A while ago, I reflected on whether it was possible to be homesick for a place I have only been once. I concluded it was eminently possible: Canterbury Cathedral has so stamped itself on my heart that I know I will never truly be the same. It is the heart of our ancient faith in England (although not the oldest place of worship there), a place of worship and pilgrimage and seeking for more than 1500 years.
I knew when we came home that it would be difficult to come back from the visceral, whole-of-body, whole-spirit experience of cathedral worship in the UK: where the very stones seem to be painted with prayer and the whole place shimmers with the organ and the bells and the singing; incense, beeswax, body and blood. Immersive church, where everything is done excellently, reverently, and with holy purpose.

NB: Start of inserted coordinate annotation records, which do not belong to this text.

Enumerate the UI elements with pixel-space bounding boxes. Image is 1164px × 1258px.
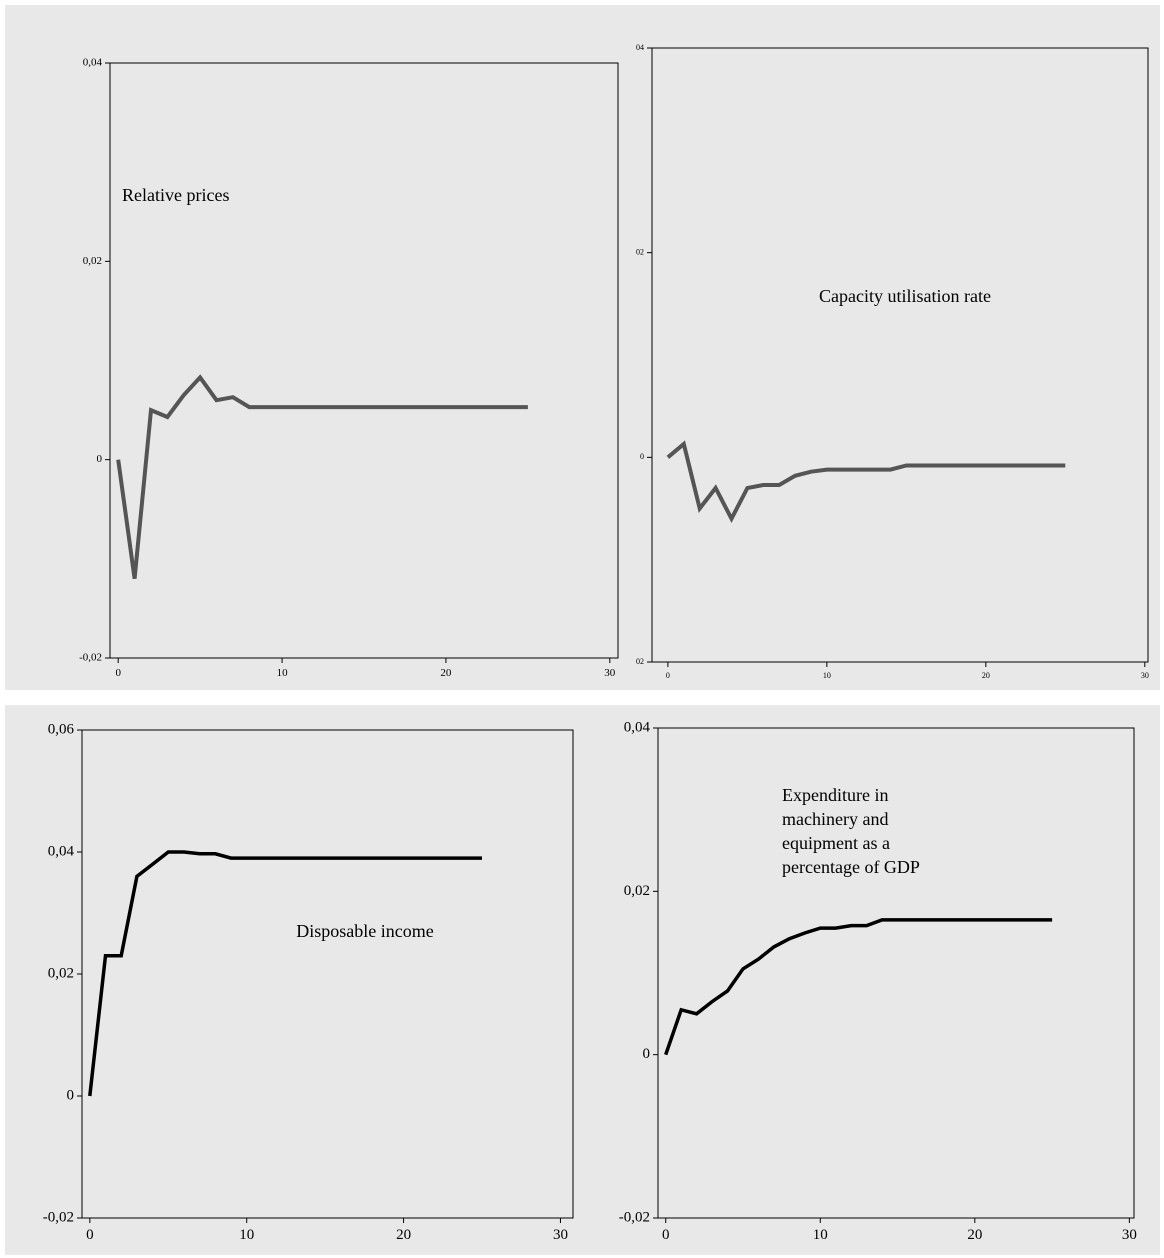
y-tick-label: 0,04 bbox=[48, 843, 75, 859]
annotation: Capacity utilisation rate bbox=[819, 286, 991, 306]
annotation: equipment as a bbox=[782, 833, 890, 853]
x-tick-label: 10 bbox=[813, 1227, 828, 1243]
annotation: Expenditure in bbox=[782, 785, 888, 805]
x-tick-label: 0 bbox=[86, 1227, 94, 1243]
x-tick-label: 0 bbox=[115, 667, 121, 679]
plot-frame bbox=[109, 62, 619, 659]
plot-frame bbox=[657, 727, 1135, 1219]
x-tick-label: 30 bbox=[1122, 1227, 1137, 1243]
y-tick-label: 02 bbox=[636, 247, 644, 256]
y-tick-label: 0,06 bbox=[48, 721, 75, 737]
x-tick-label: 20 bbox=[967, 1227, 982, 1243]
annotation: Disposable income bbox=[296, 921, 433, 941]
x-tick-label: 0 bbox=[662, 1227, 670, 1243]
x-tick-label: 30 bbox=[553, 1227, 568, 1243]
x-tick-label: 20 bbox=[440, 667, 452, 679]
y-tick-label: 0 bbox=[97, 453, 103, 465]
data-line bbox=[664, 918, 1053, 1056]
data-line bbox=[116, 374, 528, 579]
y-tick-label: 04 bbox=[636, 43, 644, 52]
annotation: percentage of GDP bbox=[782, 857, 920, 877]
x-tick-label: 10 bbox=[277, 667, 289, 679]
x-tick-label: 30 bbox=[1141, 671, 1149, 680]
y-tick-label: 0 bbox=[640, 452, 644, 461]
x-tick-label: 20 bbox=[396, 1227, 411, 1243]
y-tick-label: -0,02 bbox=[619, 1209, 650, 1225]
y-tick-label: 0,04 bbox=[624, 719, 651, 735]
y-tick-label: 02 bbox=[636, 657, 644, 666]
panel-background bbox=[5, 5, 1160, 690]
x-tick-label: 10 bbox=[239, 1227, 254, 1243]
y-tick-label: 0,02 bbox=[83, 255, 102, 267]
x-tick-label: 20 bbox=[982, 671, 990, 680]
data-line bbox=[88, 850, 482, 1097]
y-tick-label: 0,02 bbox=[624, 883, 650, 899]
annotation: Relative prices bbox=[122, 185, 229, 205]
y-tick-label: 0 bbox=[643, 1046, 651, 1062]
x-tick-label: 30 bbox=[604, 667, 616, 679]
y-tick-label: -0,02 bbox=[79, 652, 102, 664]
panel-background bbox=[5, 705, 1160, 1255]
y-tick-label: 0,02 bbox=[48, 965, 74, 981]
annotation: machinery and bbox=[782, 809, 888, 829]
plot-frame bbox=[651, 47, 1149, 663]
x-tick-label: 0 bbox=[666, 671, 670, 680]
y-tick-label: -0,02 bbox=[43, 1209, 74, 1225]
y-tick-label: 0,04 bbox=[83, 57, 103, 69]
data-line bbox=[666, 440, 1066, 524]
x-tick-label: 10 bbox=[823, 671, 831, 680]
y-tick-label: 0 bbox=[67, 1087, 75, 1103]
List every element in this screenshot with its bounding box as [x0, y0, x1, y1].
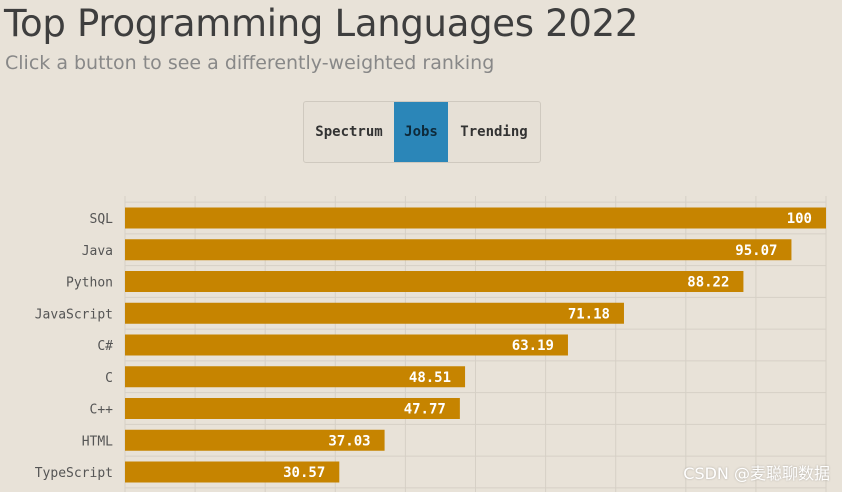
category-label: TypeScript: [35, 466, 113, 481]
bar: [125, 461, 340, 483]
category-label: C#: [97, 339, 113, 354]
bar-value-label: 88.22: [687, 275, 729, 291]
bar: [125, 302, 624, 324]
watermark-text: CSDN @麦聪聊数据: [683, 464, 830, 483]
category-label: HTML: [82, 434, 113, 449]
spectrum-button[interactable]: Spectrum: [315, 124, 383, 140]
category-label: C: [105, 371, 113, 386]
bar-value-label: 63.19: [512, 338, 554, 354]
chart-title: Top Programming Languages 2022: [4, 2, 639, 45]
bar: [125, 207, 826, 229]
jobs-button[interactable]: Jobs: [394, 102, 448, 162]
category-label: Python: [66, 276, 113, 291]
bar-value-label: 30.57: [283, 465, 325, 481]
category-label: Java: [82, 244, 113, 259]
bar: [125, 239, 792, 261]
bar-value-label: 95.07: [735, 243, 777, 259]
bar-value-label: 71.18: [568, 306, 610, 322]
bar: [125, 271, 744, 292]
bar-value-label: 48.51: [409, 370, 451, 386]
bar: [125, 334, 568, 356]
category-label: SQL: [90, 212, 114, 227]
bar: [125, 366, 466, 388]
category-label: C++: [90, 403, 114, 418]
ranking-button-group: Spectrum Jobs Trending: [303, 101, 541, 163]
chart-subtitle: Click a button to see a differently-weig…: [5, 52, 495, 74]
bar-value-label: 37.03: [328, 433, 370, 449]
trending-button[interactable]: Trending: [460, 124, 528, 140]
bar-value-label: 47.77: [404, 402, 446, 418]
bar-value-label: 100: [787, 211, 812, 227]
category-label: JavaScript: [35, 307, 113, 322]
bar: [125, 398, 460, 419]
bar: [125, 429, 385, 451]
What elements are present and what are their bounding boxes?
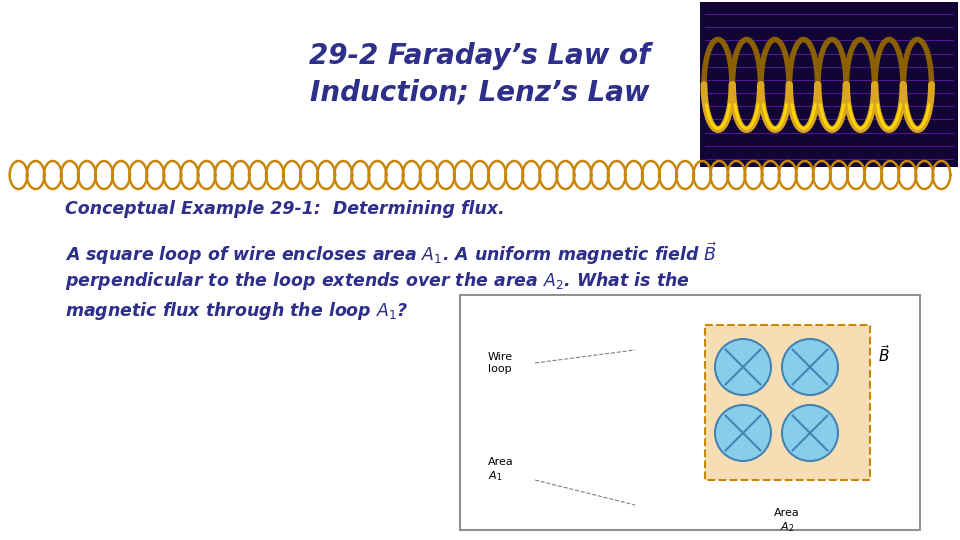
Text: magnetic flux through the loop $A_1$?: magnetic flux through the loop $A_1$?: [65, 300, 408, 322]
Text: A square loop of wire encloses area $A_1$. A uniform magnetic field $\vec{B}$: A square loop of wire encloses area $A_1…: [65, 240, 717, 267]
Text: $\vec{B}$: $\vec{B}$: [878, 345, 890, 366]
FancyBboxPatch shape: [705, 325, 870, 480]
Text: 29-2 Faraday’s Law of: 29-2 Faraday’s Law of: [309, 42, 651, 70]
Bar: [460, 295, 920, 530]
Text: Area
$A_1$: Area $A_1$: [488, 457, 514, 483]
Text: Induction; Lenz’s Law: Induction; Lenz’s Law: [310, 78, 650, 106]
Text: Wire
loop: Wire loop: [488, 352, 514, 374]
Text: Conceptual Example 29-1:  Determining flux.: Conceptual Example 29-1: Determining flu…: [65, 200, 505, 218]
Circle shape: [782, 405, 838, 461]
Text: Area
$A_2$: Area $A_2$: [774, 508, 800, 534]
Circle shape: [782, 339, 838, 395]
Bar: [700, 2, 958, 167]
Circle shape: [715, 405, 771, 461]
Text: perpendicular to the loop extends over the area $A_2$. What is the: perpendicular to the loop extends over t…: [65, 270, 690, 292]
Circle shape: [715, 339, 771, 395]
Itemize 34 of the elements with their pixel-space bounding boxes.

Sure, it's not perfect: they've only just figured out that women are called to the episcopate too (we're 25 years ahead of them there!) and the language is seriously patriarchal - but there is hope in the movements of inclusive church that that will change. What won't is the desire to do all things "decently and in order", with love and passion and skill.
What I have realised is that I need that liturgy done with love and passion and skill. I need the music and love and prayer and holy purpose. I need the Office, the daily round of prayer, painted on my heart like light through stained glass. I need this. Liturgy done poorly, bad music, trite lyrics - I cannot separate myself from it. It becomes like sandpaper on my soul, grinding me in all my most tender places.
Some people might say this is me being overly sensitive, too "high", not being "of the people" - snobbish, even. But for me, worship is not of the people. It is our gift to God, and should it not be the best of what we are capable? It should be the best music, the best singing, the best words, trusting that God, by some alchemy of her own, will make them worthy of her worthiness, for nothing we offer God will ever be enough. But it should be beautiful.
And when it is not, then it is time to listen to what my heart says, what my spirit knows. I cannot return to Canterbury, but our pilgrimage there has shown me my heart. I need to be honest to myself and I cannot hide any longer.